The idea of charisma in the political sense was first described by Max Weber, who considered it one of the three basic forms of political authority, along with the traditional and the bureaucratic. Here’s his definition:

Charisma is a certain quality of an individual personality by virtue of which he is set apart from ordinary men and treated as endowed with supernatural, superhuman, or at least specifically exceptional powers or qualities. These as such are not accessible to the ordinary person, but are regarded as of divine origin or as exemplary, and on the basis of them the individual concerned is treated as a leader.

The key point about Weber’s definition, besides its inherent vagueness — he never in his extant writings provides any concrete description of this “certain quality” — is that he locates the origin of this certain quality in the audience, not in the charismatic leader (“treated as endowed,” “are regarded,” “is treated.”).

This point is constantly overlooked or ignored. Standard political discourse assumes that political charisma is an inherent personality trait of certain politicians; Weber’s definition assumes, correctly I believe, that political charisma is a quality that is projected onto the leader by the led, because they want to find what they are looking for, and therefore do find it in whatever convenient vessel they pour their desires for “genuine leadership” (genuine meaning the opposite of traditional or bureaucratic in Weber’s schema).

Now again, personal charisma is a thing that exists, and some politicians have it and some don’t. Certainly personal charisma can help make a politician a locus of political charisma. But they are not at all the same thing, and personal charisma is neither a necessary nor sufficient quality in a politician who is imbued by his followers with political charisma.

(Note that political charisma seems to be an almost exclusively male phenomenon, with extremely rare exceptions — Eva Peron may be the most striking counter-example. This is not coincidental: in a patriarchal society, followers are not going to look for political charisma in women politicians and so of course they won’t find it.)

This is why we can find political charisma attributed to figures who have little or no personal charisma. Donald Trump has zero personal charisma: he is the exact opposite personality type from Bill Clinton and Jay Gatsby: in a room full of hundreds of people, he seems completely unaware that any of the others besides himself actually exist. A monstrously narcissistic sociopath, he is utterly bereft of charm or personal attractiveness in the conventional sense.

This same basic observation can be made about the most infamous charismatic leader in history, Adolph Hitler. Hitler was an ugly little man who screamed a lot at his audience in what people who know German tell me was a vulgar and ineloquent way, that was the opposite of rhetorically convincing on its own terms. But the audience and the nation was hypnotized by him. Why?
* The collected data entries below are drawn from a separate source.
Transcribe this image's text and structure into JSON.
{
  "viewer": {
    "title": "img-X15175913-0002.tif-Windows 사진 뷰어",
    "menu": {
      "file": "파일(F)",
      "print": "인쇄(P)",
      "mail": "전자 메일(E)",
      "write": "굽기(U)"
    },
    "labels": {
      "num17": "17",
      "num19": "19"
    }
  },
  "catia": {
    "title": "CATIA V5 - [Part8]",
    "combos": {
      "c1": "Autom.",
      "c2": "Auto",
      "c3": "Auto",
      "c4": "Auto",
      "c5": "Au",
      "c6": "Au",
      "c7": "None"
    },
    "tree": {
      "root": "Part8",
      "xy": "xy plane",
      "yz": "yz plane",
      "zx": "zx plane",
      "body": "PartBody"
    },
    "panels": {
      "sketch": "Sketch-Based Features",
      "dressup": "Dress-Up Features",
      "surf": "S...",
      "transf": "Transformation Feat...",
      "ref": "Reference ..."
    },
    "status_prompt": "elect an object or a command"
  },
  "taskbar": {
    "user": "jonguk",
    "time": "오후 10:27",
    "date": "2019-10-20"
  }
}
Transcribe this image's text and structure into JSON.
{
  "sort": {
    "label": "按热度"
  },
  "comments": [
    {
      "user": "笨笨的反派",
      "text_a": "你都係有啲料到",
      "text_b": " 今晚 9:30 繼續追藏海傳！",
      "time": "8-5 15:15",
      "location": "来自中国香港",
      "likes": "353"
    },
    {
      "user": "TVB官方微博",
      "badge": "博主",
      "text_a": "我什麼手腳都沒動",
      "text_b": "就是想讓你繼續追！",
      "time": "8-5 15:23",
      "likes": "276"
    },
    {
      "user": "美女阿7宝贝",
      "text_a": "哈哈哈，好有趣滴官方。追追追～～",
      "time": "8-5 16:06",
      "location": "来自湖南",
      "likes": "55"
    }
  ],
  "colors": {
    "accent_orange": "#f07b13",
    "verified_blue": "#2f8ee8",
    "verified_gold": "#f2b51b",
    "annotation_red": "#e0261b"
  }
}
Because they wanted to be.

What Hitler was screaming at them was what they wanted to hear, so they imbued this absurd and disgusting figure with essentially supernatural qualities of “leadership.” This is the essence of cult leadership: most cult leaders are not in any way charismatic in the personal sense, as anyone who has not allowed themselves to become spellbound by the cult can readily attest.

What Trump screams at his audience is what the audience desperately wants to be told. (Standard disclaimer: Trump is not Hitler). That is why this absurd and disgusting figure is “charismatic” in the Weberian sense: because his audience wants to be hypnotized.

This is something to remember when people argue about whether a particular politician is charismatic or not: political charisma is something the audience creates in the politician, rather than something the politician inherently possesses.